Batting order (baseball)

Lineup card from a 2001 spring training game between the St. Louis Cardinals and Atlanta Braves

In baseball, the batting order or batting lineup is the sequence in which the members of the offense take their turns in batting against the pitcher. The batting order is the main component of a team's offensive strategy. In Major League Baseball, the batting order is set by the manager, who before the game begins must present the home plate umpire with two copies of his team's lineup card, a card on which a team's starting batting order is recorded. The home plate umpire keeps one copy of the lineup card of each team, and gives the second copy to the opposing manager.

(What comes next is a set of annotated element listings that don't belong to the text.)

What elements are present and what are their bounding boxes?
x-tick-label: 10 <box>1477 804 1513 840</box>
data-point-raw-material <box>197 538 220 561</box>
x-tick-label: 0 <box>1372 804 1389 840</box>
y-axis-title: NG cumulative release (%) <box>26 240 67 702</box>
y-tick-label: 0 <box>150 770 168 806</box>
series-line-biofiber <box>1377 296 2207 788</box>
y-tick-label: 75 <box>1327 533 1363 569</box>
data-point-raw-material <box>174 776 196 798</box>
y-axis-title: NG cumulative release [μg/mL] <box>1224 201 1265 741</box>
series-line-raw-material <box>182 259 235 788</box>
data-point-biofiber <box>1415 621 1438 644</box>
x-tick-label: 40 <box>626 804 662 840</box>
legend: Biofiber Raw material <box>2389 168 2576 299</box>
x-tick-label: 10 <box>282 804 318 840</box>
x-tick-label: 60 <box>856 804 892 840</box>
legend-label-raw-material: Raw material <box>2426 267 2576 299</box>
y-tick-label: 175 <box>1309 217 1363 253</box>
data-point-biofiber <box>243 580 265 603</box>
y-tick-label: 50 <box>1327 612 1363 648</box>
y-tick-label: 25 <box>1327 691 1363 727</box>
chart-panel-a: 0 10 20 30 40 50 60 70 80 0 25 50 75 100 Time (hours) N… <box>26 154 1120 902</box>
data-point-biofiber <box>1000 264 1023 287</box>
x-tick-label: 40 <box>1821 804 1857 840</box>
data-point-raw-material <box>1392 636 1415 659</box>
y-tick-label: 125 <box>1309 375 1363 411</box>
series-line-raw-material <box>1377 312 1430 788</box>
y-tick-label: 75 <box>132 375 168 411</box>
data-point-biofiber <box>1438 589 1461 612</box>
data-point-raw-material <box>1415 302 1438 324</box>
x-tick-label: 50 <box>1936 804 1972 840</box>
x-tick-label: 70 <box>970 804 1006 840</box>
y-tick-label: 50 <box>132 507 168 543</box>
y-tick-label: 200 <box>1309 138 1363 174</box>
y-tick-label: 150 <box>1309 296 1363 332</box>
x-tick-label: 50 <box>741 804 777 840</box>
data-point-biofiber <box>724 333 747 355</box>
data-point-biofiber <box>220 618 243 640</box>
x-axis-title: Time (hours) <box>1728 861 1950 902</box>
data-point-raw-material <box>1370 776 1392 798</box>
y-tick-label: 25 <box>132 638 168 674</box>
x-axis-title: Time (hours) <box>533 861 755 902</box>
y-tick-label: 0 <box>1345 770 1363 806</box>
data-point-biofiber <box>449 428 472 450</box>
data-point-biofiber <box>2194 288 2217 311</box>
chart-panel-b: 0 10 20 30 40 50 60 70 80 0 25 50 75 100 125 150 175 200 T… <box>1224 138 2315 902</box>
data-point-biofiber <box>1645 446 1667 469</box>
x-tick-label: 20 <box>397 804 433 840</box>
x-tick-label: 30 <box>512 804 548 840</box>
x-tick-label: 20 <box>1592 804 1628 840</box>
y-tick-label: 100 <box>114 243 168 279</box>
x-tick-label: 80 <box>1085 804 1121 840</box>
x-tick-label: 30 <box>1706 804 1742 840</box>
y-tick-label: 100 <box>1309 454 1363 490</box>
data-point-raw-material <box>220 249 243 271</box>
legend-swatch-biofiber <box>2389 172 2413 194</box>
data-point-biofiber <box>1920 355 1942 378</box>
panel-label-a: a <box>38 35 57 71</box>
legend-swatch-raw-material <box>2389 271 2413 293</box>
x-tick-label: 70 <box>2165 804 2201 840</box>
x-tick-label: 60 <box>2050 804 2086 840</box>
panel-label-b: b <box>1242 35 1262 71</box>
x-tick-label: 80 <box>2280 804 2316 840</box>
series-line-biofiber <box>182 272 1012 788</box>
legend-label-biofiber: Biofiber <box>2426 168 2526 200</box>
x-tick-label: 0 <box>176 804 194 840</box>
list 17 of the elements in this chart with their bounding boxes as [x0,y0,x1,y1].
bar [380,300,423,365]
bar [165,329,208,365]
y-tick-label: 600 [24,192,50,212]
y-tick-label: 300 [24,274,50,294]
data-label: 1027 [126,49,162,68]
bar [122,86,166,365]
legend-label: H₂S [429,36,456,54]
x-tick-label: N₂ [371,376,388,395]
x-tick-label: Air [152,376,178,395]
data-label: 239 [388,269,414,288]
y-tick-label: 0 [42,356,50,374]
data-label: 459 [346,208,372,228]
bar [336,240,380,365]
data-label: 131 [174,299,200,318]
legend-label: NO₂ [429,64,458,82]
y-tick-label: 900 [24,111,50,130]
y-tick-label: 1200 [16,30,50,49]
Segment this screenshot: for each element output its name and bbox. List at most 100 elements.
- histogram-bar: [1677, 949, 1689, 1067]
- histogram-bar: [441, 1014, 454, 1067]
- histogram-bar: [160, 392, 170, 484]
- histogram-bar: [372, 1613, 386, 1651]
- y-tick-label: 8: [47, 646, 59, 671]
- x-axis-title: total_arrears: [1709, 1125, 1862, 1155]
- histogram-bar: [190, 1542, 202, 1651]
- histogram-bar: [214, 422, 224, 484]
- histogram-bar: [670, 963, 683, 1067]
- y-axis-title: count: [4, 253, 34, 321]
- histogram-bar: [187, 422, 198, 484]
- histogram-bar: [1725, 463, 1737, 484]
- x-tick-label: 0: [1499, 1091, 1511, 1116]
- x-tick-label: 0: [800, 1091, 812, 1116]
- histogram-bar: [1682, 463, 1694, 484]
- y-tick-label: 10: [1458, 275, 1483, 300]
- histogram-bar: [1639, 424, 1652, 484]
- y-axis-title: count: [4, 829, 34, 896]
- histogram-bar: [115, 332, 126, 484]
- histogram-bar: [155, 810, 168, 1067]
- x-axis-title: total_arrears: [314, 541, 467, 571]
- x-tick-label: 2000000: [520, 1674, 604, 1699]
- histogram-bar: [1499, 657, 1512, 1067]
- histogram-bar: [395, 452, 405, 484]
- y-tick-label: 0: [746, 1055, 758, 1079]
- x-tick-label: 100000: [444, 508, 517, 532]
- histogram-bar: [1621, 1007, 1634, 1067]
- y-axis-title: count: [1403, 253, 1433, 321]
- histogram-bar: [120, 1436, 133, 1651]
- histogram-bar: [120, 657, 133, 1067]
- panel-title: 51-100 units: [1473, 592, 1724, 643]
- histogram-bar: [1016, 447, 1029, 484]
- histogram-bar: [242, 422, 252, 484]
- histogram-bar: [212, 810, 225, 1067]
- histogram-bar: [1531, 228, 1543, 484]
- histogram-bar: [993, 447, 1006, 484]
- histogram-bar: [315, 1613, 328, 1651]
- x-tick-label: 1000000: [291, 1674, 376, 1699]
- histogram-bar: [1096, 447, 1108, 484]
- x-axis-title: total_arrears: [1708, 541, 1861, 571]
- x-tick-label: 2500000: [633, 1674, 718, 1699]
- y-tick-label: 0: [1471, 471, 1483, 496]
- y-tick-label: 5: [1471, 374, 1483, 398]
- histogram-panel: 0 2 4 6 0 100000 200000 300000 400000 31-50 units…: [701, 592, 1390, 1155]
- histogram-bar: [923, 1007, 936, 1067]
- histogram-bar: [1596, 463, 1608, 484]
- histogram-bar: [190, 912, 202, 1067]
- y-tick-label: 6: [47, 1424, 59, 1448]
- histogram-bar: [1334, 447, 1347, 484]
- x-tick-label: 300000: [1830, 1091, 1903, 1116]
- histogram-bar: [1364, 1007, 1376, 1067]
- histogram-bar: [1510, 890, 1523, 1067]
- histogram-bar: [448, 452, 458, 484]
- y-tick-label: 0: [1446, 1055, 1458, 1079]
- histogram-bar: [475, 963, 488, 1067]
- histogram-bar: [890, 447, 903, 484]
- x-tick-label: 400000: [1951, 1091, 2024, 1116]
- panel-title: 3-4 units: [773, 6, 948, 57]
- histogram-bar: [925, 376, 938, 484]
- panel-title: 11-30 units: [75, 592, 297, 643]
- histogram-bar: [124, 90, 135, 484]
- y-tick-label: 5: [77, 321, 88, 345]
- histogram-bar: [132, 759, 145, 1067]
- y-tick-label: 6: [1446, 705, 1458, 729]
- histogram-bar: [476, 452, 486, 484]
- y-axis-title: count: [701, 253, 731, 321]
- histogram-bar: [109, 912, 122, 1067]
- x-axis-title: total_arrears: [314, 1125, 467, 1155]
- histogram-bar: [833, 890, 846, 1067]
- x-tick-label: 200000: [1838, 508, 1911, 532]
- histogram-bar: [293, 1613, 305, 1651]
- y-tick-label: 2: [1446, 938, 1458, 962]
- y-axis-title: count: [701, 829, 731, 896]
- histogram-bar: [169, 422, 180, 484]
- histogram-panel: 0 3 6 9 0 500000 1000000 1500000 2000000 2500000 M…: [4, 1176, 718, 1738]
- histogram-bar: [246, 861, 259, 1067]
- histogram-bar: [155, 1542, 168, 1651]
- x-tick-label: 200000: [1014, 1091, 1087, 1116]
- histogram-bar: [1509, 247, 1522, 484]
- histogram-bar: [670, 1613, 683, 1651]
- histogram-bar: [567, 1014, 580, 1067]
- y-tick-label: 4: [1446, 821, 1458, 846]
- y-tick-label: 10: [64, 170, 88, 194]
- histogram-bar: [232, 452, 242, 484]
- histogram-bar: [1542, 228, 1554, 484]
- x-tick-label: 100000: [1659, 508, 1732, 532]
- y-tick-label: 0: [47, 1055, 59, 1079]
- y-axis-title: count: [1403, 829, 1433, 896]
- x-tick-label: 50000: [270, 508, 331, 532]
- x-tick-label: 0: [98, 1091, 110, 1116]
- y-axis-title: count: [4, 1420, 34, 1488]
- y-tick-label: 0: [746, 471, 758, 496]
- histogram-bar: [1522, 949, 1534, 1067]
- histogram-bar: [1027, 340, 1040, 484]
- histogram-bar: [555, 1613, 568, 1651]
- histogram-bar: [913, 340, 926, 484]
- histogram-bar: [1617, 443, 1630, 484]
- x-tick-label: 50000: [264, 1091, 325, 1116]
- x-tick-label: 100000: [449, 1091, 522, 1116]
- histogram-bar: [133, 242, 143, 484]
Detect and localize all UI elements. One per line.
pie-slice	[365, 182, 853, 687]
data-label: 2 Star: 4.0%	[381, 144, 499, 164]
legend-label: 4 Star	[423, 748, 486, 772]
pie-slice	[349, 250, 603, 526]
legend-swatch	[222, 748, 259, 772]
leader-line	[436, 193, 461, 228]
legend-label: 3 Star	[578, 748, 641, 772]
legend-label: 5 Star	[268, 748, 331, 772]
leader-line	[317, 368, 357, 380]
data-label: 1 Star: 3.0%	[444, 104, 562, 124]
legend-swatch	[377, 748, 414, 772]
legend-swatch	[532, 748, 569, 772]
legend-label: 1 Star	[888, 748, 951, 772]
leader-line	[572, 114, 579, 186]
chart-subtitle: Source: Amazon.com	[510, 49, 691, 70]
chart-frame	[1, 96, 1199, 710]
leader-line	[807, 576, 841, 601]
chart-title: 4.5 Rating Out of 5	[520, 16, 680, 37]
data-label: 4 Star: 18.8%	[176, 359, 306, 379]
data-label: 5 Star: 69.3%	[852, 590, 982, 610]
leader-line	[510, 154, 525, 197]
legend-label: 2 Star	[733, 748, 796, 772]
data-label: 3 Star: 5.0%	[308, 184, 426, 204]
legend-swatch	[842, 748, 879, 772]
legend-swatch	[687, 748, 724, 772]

Once the home plate umpire gives the lineup cards to the opposing managers, the batting lineup is final and a manager can make changes only under the Official Baseball Rules governing substitutions.[1] If a team bats out of order, it is a violation of baseball's rules and subject to penalty.

According to The Dickson Baseball Dictionary, a team has "batted around" when each of the nine batters in the team's lineup has made a plate appearance, and the first batter is coming up again during a single inning.[2] Dictionary.com, however, defines "bat around" as "to have every player in the lineup take a turn at bat during a single inning."[3] It is not an official statistic. Opinions differ as to whether nine batters must get an at-bat, or if the opening batter must bat again for "batting around" to have occurred.[4]

In modern American baseball, some batting positions have nicknames: "leadoff" for first, "cleanup" for fourth, and "last" for ninth. Others are known by the ordinal numbers or the term #-hole (3rd place hitter would be 3-hole). In similar fashion, the third, fourth, and fifth batters are often collectively referred to as the "heart" or "meat" of the batting order, while the seventh, eighth, and ninth batters are called the "bottom of the lineup," a designation generally referring both to their hitting position and to their typical lack of offensive prowess.[5]

At the start of each inning, the batting order resumes where it left off in the previous inning; it does not reset to start with the #1 hitter again. If the current batter did not finish his at-bat during the previous inning (because another baserunner becomes the third out, by being picked-off or caught stealing), he will lead off the next inning with the pitch count reset to 0-0. While this ensures that the players all bat roughly the same number of times, the game will almost always end before the last cycle is complete, so that the #1 hitter (for example) almost always has one plate appearance more than the #9 hitter, which is a significant enough difference to affect tactical decisions. This is not a perfect correlation to each batter's official count of "at-bats," as a sacrifice (bunt or fly) that advances a runner, or a walk (base on balls or hit by pitch) is not recorded as an "at-bat" as these are largely out of the batter's control, and does not hurt his batting average (base hits per at-bats.)

  1. ^ Baseball Explained by Phillip Mahony, McFarland Books, 2014. See www.baseballexplained.com Archived 2014-08-13 at the Wayback Machine
  2. ^ Dickson, Paul (2011). The Dickson Baseball Dictionary (3rd ed.). W. W. Norton & Company. p. 82. ISBN 9780393073492. Retrieved April 21, 2015.
  3. ^ "Batted around - Define Batted around at Dictionary.com". Dictionary.com. Retrieved April 21, 2015.
  4. ^ Diamond, Jared (April 20, 2015). "MLB: Here's a Perplexing Question to Bat Around". Wall Street Journal. Archived from the original on April 21, 2015. Retrieved August 9, 2015.
  5. ^ Gerard, David P. (2013). Baseball GPA: A New Statistical Approach to Performance and Strategy. McFarland. pp. 118–119. ISBN 9780786472567.